I wanna be a crooner. I can totally sing in a band.
Whilst in Atlantic City a couple of weeks ago I was playing three card poker and right in front of me was a cocktail loungue with a band. The lead singer was really good and was belting out a bunch of songs (you know, 90's pop/R&B/Dance songs) and all I thought to myself was wow, I can totally do that.

Couple of other things I would like to do (this could be an entire post one day, you've been warned):

Air Traffic Controller (maybe not so much anymore)
Sous chef at Pricey Steakhouse
Bridge worker (the one's at the top, stringing cables or painting over rust)
Fishmonger

anyway snap back to reality and i'm sittin next to a fucking polish gollum
betcha there are no polish gollums at the top of the Brooklyn Bridge

The Legal Seafood restaurant chain is A+


RECOOOOO!!!!!!

Killing Pablo I am reading this book now. It will be in theaters 2009.

10 comments:

BLUE said...

sous chefs get yelled at a lot, and just have to chop stuff up. That would suck

Crassius Maximus said...

The Gollum.
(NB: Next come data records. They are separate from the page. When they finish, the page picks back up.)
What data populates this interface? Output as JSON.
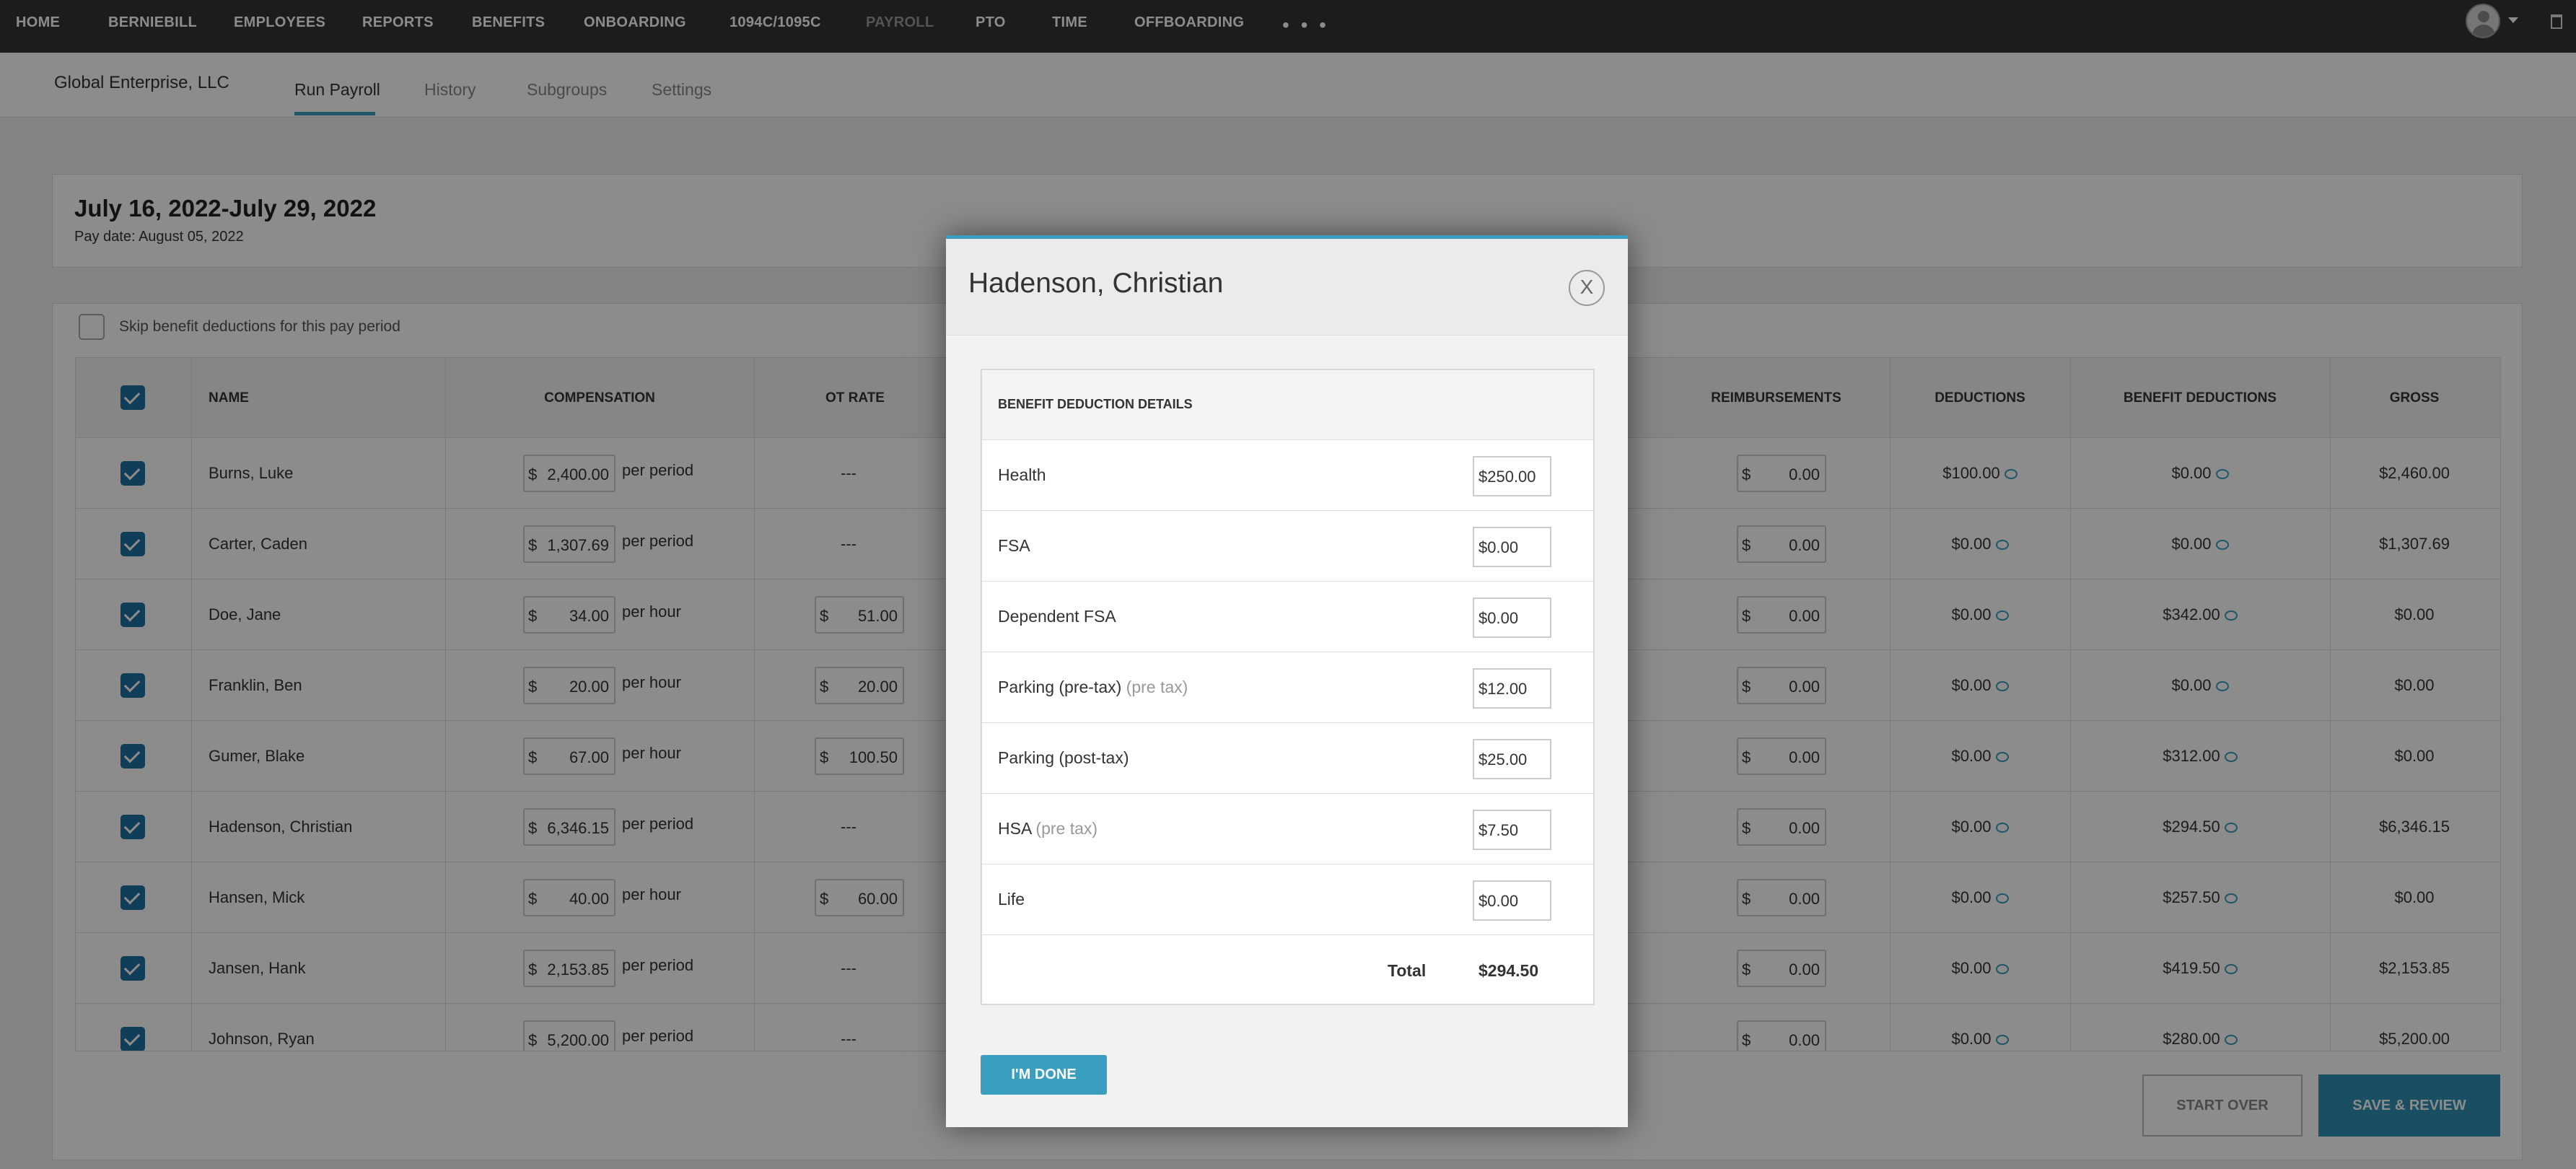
{
  "nav": {
    "items": [
      "HOME",
      "BERNIEBILL",
      "EMPLOYEES",
      "REPORTS",
      "BENEFITS",
      "ONBOARDING",
      "1094C/1095C",
      "PAYROLL",
      "PTO",
      "TIME",
      "OFFBOARDING"
    ],
    "more": "• • •"
  },
  "subheader": {
    "company": "Global Enterprise, LLC",
    "tabs": [
      "Run Payroll",
      "History",
      "Subgroups",
      "Settings"
    ]
  },
  "period": {
    "title": "July 16, 2022-July 29, 2022",
    "pay_date": "Pay date: August 05, 2022"
  },
  "skip_label": "Skip benefit deductions for this pay period",
  "table": {
    "headers": {
      "name": "NAME",
      "compensation": "COMPENSATION",
      "ot_rate": "OT RATE",
      "reimbursements": "REIMBURSEMENTS",
      "deductions": "DEDUCTIONS",
      "benefit_deductions": "BENEFIT DEDUCTIONS",
      "gross": "GROSS"
    },
    "rows": [
      {
        "name": "Burns, Luke",
        "comp": "2,400.00",
        "unit": "per period",
        "ot": "---",
        "reimb": "0.00",
        "ded": "$100.00",
        "ben": "$0.00",
        "gross": "$2,460.00"
      },
      {
        "name": "Carter, Caden",
        "comp": "1,307.69",
        "unit": "per period",
        "ot": "---",
        "reimb": "0.00",
        "ded": "$0.00",
        "ben": "$0.00",
        "gross": "$1,307.69"
      },
      {
        "name": "Doe, Jane",
        "comp": "34.00",
        "unit": "per hour",
        "ot": "51.00",
        "reimb": "0.00",
        "ded": "$0.00",
        "ben": "$342.00",
        "gross": "$0.00"
      },
      {
        "name": "Franklin, Ben",
        "comp": "20.00",
        "unit": "per hour",
        "ot": "20.00",
        "reimb": "0.00",
        "ded": "$0.00",
        "ben": "$0.00",
        "gross": "$0.00"
      },
      {
        "name": "Gumer, Blake",
        "comp": "67.00",
        "unit": "per hour",
        "ot": "100.50",
        "reimb": "0.00",
        "ded": "$0.00",
        "ben": "$312.00",
        "gross": "$0.00"
      },
      {
        "name": "Hadenson, Christian",
        "comp": "6,346.15",
        "unit": "per period",
        "ot": "---",
        "reimb": "0.00",
        "ded": "$0.00",
        "ben": "$294.50",
        "gross": "$6,346.15"
      },
      {
        "name": "Hansen, Mick",
        "comp": "40.00",
        "unit": "per hour",
        "ot": "60.00",
        "reimb": "0.00",
        "ded": "$0.00",
        "ben": "$257.50",
        "gross": "$0.00"
      },
      {
        "name": "Jansen, Hank",
        "comp": "2,153.85",
        "unit": "per period",
        "ot": "---",
        "reimb": "0.00",
        "ded": "$0.00",
        "ben": "$419.50",
        "gross": "$2,153.85"
      },
      {
        "name": "Johnson, Ryan",
        "comp": "5,200.00",
        "unit": "per period",
        "ot": "---",
        "reimb": "0.00",
        "ded": "$0.00",
        "ben": "$280.00",
        "gross": "$5,200.00"
      }
    ],
    "currency": "$"
  },
  "buttons": {
    "start_over": "START OVER",
    "save_review": "SAVE & REVIEW"
  },
  "modal": {
    "title": "Hadenson, Christian",
    "close": "X",
    "table_header": "BENEFIT DEDUCTION DETAILS",
    "pretax_note": "(pre tax)",
    "items": [
      {
        "name": "Health",
        "value": "$250.00"
      },
      {
        "name": "FSA",
        "value": "$0.00"
      },
      {
        "name": "Dependent FSA",
        "value": "$0.00"
      },
      {
        "name": "Parking (pre-tax)",
        "pretax": "(pre tax)",
        "value": "$12.00"
      },
      {
        "name": "Parking (post-tax)",
        "value": "$25.00"
      },
      {
        "name": "HSA",
        "pretax": "(pre tax)",
        "value": "$7.50"
      },
      {
        "name": "Life",
        "value": "$0.00"
      }
    ],
    "total_label": "Total",
    "total_value": "$294.50",
    "done": "I'M DONE"
  },
  "colors": {
    "accent": "#3a9fbf",
    "checkbox": "#1e6fa0",
    "nav_bg": "#343434"
  }
}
That just kils me.

Crassius Maximus said...

kills!!! Damnit!!!!!

El Padrino said...

it's for real too
a small bald man

Anonymous said...

You forgot the baby pic.

Los said...

I CAN'T wait for Superbad. This movie looks like a can't miss, right?

The Rev said...

Legal Seafood rules!

Next time you go to AC, let me know. I'll meet ya down there for a drink and a few hands of blackjack.

El Padrino said...

sounds good rev

BLUE said...

don't believe him EP, he makes promises and then he'll give you a 3 part story about piss ice or something

Steph said...

They would have to be the weirdest jobs I have ever heard anyone wish they wanted to be....except for a proctologist. Who decides they want to look at ass all day long?